The role of the stomach in regulating appetite in bulimia nervosa was examined. Subjects were nine normal and nine bulimic women of similar age, height, and weight. Gastric capacity was estimated by filling a balloon in the stomach. The mean stomach capacity of bulimic subjects was significantly larger than that of normal subjects, as revealed by the larger balloon volume tolerated (P less than 0.01) and by the larger volume needed to produce a 5 cm H2O increase in intragastric pressure (P = 0.07). The intake of a liquid meal was also significantly larger for the bulimic subjects.
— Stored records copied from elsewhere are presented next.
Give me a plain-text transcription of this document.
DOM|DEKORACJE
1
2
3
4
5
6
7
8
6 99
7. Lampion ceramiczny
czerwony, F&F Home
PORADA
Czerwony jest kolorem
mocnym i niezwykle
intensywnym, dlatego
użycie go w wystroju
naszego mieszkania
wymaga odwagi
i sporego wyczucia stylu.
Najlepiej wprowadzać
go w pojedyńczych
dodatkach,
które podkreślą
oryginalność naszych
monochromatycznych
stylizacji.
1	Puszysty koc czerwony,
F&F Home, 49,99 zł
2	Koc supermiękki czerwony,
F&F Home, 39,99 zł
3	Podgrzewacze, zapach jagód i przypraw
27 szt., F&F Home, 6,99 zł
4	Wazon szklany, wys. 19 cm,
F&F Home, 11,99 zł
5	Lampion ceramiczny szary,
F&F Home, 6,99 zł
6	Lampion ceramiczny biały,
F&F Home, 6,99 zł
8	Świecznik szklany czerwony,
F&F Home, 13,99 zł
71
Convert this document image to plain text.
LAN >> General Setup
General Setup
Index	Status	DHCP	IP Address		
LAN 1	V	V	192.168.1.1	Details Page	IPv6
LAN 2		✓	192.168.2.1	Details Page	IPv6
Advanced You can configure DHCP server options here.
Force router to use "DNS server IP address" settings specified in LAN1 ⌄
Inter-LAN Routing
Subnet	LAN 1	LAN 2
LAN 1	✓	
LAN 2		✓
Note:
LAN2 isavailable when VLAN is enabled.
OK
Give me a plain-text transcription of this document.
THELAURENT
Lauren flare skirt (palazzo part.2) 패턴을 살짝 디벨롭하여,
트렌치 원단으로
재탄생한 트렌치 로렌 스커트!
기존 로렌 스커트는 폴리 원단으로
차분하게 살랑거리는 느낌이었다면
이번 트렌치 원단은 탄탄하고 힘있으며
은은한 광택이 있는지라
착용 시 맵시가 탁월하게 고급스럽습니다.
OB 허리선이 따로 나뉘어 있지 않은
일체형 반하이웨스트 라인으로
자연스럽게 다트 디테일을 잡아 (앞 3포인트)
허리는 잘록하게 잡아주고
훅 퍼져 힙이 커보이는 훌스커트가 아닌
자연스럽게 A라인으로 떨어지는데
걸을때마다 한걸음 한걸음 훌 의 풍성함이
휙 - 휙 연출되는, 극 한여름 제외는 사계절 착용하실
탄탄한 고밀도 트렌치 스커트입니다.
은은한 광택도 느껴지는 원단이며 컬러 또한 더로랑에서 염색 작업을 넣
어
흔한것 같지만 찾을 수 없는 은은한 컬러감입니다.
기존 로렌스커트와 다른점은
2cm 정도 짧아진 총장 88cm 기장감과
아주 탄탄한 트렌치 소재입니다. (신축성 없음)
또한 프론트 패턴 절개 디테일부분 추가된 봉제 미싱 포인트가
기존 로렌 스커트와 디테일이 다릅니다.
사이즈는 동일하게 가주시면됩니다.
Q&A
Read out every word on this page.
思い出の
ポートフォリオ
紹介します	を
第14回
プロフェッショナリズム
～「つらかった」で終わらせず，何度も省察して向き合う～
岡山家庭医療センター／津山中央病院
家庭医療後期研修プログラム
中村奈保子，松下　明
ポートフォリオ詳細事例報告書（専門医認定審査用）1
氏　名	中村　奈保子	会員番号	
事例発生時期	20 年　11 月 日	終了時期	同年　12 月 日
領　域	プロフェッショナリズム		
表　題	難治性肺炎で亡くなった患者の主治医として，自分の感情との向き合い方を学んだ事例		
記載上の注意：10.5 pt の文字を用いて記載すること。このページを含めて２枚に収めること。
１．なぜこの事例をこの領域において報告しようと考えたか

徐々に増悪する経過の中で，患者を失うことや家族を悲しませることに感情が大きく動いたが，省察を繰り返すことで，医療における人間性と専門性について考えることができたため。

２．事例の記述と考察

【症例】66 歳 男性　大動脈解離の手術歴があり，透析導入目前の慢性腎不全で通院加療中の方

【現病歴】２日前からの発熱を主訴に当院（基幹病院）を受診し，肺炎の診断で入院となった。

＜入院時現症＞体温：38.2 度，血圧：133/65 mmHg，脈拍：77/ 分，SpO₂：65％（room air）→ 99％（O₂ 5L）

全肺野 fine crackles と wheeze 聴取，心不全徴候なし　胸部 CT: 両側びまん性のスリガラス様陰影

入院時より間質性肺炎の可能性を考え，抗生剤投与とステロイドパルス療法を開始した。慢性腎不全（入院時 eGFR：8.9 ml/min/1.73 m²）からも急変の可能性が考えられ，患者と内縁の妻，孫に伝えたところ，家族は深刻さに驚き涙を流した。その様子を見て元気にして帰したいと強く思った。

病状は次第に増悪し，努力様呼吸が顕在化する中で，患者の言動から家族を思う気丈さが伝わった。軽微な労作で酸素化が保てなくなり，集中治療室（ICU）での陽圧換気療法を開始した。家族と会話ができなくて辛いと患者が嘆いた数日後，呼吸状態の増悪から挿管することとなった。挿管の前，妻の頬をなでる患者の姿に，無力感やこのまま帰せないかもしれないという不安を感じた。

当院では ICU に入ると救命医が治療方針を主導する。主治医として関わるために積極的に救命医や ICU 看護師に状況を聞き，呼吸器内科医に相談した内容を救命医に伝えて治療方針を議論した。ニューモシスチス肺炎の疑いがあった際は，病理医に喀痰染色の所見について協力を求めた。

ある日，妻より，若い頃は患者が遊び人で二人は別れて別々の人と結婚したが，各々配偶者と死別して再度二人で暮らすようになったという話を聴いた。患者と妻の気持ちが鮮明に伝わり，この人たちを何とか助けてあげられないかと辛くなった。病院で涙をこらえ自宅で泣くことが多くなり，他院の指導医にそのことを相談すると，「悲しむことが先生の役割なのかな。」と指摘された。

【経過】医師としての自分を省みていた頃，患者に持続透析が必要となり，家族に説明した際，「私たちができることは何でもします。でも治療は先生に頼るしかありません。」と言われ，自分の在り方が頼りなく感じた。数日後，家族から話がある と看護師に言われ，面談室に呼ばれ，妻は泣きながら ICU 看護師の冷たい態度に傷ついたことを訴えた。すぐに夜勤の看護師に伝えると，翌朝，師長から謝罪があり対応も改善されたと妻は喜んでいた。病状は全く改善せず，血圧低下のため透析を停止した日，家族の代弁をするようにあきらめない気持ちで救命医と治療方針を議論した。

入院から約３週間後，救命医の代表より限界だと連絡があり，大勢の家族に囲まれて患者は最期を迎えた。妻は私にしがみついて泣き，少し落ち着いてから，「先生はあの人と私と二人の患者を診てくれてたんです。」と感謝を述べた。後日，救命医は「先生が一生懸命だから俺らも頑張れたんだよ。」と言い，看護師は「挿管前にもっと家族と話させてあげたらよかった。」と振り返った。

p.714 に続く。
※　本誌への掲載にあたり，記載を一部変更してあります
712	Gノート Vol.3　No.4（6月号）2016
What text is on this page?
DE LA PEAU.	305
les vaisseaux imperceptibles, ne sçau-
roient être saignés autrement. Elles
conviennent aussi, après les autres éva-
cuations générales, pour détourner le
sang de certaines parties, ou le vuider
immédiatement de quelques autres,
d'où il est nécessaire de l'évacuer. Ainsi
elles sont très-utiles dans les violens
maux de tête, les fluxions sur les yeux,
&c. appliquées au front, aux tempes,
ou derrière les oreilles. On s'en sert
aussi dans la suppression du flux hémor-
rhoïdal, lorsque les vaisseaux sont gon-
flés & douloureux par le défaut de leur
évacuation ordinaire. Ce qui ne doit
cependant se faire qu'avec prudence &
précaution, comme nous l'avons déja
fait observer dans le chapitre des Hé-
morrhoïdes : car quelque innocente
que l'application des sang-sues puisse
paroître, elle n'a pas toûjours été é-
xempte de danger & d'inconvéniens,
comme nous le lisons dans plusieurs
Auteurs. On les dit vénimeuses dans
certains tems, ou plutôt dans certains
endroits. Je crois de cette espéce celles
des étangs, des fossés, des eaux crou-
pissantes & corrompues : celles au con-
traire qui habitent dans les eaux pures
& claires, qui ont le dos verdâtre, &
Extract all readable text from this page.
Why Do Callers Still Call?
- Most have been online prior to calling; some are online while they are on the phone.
Gastric-emptying rate of a liquid meal was significantly delayed in the bulimic subjects during the initial 5-15 min. In all subjects, test-meal intake correlated significantly with gastric capacity (r = 0.53). In the bulimic subjects, self-reported binge intake (J) also correlated significantly with gastric capacity (r = 0.75). Binge eating in bulimic subjects may enlarge gastric capacity, which could then promote even larger binges through positive feedback.